Desde una ventana de la planta baja del ayuntamiento me sonreían dos chicas de Janat que había conocido aquel verano. A veces las chicas escuchaban los cantos conmigo y se tragaban los horrores a palo seco, como yo. Yo tenía diez años.

También fue delante de aquellas estampas donde oí por primera vez el nombre de la ciudad de Jicín y vi por primera vez su vieja puerta con torres. En aquellos cuadros pintados «a mano», como precisaba el cantante, tenía un aire muy tétrico. Y con motivo. La canción hablaba de la tragedia del sastre Trnka de Jicín, que estranguló con sus propias manos a su mujer, madre de cinco hijos, para casarse con su amante de Zeleznice, que le estaba esperando en la alameda de los tilos, punto de citas de los enamorados de Jicín. Lo hizo de modo que pareciese que su mujer se había quitado la vida ella misma. Pero, como suele ocurrir, todo terminó de una forma muy distinta.

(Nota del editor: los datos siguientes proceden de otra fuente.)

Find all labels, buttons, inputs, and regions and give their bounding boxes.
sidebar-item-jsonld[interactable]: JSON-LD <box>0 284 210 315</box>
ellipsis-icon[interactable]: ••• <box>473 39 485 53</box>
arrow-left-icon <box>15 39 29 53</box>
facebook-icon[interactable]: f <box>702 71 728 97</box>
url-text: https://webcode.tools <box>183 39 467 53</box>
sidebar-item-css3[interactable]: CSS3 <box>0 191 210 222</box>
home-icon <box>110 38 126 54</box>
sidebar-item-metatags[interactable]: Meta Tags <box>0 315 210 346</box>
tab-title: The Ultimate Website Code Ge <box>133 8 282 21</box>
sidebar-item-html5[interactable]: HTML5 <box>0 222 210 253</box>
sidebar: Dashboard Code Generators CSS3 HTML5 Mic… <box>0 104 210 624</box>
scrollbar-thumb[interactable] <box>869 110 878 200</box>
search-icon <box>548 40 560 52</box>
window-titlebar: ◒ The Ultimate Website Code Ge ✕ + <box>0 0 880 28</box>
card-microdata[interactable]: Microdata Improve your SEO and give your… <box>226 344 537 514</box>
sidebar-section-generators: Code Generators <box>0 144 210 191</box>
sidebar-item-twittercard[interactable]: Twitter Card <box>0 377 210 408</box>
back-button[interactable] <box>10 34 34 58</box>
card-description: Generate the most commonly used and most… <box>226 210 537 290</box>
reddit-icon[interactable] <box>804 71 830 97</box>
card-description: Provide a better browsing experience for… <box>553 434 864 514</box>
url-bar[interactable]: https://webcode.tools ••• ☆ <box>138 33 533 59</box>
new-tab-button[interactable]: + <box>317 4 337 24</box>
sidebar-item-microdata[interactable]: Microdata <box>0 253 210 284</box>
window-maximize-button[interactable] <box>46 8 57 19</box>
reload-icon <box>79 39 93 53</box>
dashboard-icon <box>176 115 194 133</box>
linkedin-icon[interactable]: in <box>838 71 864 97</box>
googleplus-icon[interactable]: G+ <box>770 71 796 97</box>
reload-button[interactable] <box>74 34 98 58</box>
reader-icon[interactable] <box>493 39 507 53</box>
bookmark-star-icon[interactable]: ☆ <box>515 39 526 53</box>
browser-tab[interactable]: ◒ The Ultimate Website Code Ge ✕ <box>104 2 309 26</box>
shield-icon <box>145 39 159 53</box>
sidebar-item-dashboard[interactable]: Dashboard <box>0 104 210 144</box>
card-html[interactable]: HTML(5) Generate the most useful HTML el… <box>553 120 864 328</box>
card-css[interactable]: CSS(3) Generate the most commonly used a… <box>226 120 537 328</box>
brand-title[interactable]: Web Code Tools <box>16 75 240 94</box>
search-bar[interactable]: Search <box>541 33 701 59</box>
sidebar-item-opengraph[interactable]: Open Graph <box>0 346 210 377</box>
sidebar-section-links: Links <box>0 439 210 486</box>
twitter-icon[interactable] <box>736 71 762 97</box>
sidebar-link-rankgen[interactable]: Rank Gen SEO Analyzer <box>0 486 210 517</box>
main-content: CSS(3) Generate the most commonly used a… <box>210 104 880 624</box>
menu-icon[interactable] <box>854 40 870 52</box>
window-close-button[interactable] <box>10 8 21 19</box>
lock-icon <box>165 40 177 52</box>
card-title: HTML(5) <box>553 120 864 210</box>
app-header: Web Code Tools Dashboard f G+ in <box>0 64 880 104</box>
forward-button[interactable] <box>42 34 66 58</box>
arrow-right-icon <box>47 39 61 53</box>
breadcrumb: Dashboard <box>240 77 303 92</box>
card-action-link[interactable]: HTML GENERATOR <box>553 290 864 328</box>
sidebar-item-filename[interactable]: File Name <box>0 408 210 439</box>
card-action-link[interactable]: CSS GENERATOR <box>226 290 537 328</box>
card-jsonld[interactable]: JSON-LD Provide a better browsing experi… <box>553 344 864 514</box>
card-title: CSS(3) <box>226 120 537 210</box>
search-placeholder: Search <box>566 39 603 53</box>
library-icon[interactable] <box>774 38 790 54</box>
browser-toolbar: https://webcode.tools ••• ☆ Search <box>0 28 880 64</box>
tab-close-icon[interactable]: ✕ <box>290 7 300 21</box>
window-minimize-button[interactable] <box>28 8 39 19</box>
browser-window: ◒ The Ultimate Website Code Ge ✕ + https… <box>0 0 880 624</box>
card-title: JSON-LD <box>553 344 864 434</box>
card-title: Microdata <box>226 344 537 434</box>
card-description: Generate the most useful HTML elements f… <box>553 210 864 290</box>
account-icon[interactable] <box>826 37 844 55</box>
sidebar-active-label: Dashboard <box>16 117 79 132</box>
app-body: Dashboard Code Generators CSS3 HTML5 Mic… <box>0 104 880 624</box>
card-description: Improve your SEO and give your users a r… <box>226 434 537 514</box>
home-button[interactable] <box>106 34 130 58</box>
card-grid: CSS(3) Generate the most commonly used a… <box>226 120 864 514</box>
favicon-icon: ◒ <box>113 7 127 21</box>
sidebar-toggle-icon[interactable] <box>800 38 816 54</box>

El sastre Trnka fue detenido y procesado. Lo ahorcaron en Hradec Králove. Su desdichada amante quiso cuidar de los pobres huérfanos, pero su solicitud fue denegada. Por lo que parece, no era mala chica. Prueba de que sus remordimientos no cesaban es que decidió morir y se arrojó de la torre de Jicín, frente a la entrada del templo de Santiago, donde las viejas vendían pequeñas coronas y ramos de primavera.

Diez años después escribí sobre aquel asesinato sanguinario un poema que ahora me hace sonreír con perplejidad. Era ingenuo y malo. ¡Aquella canción de feria era más bonita!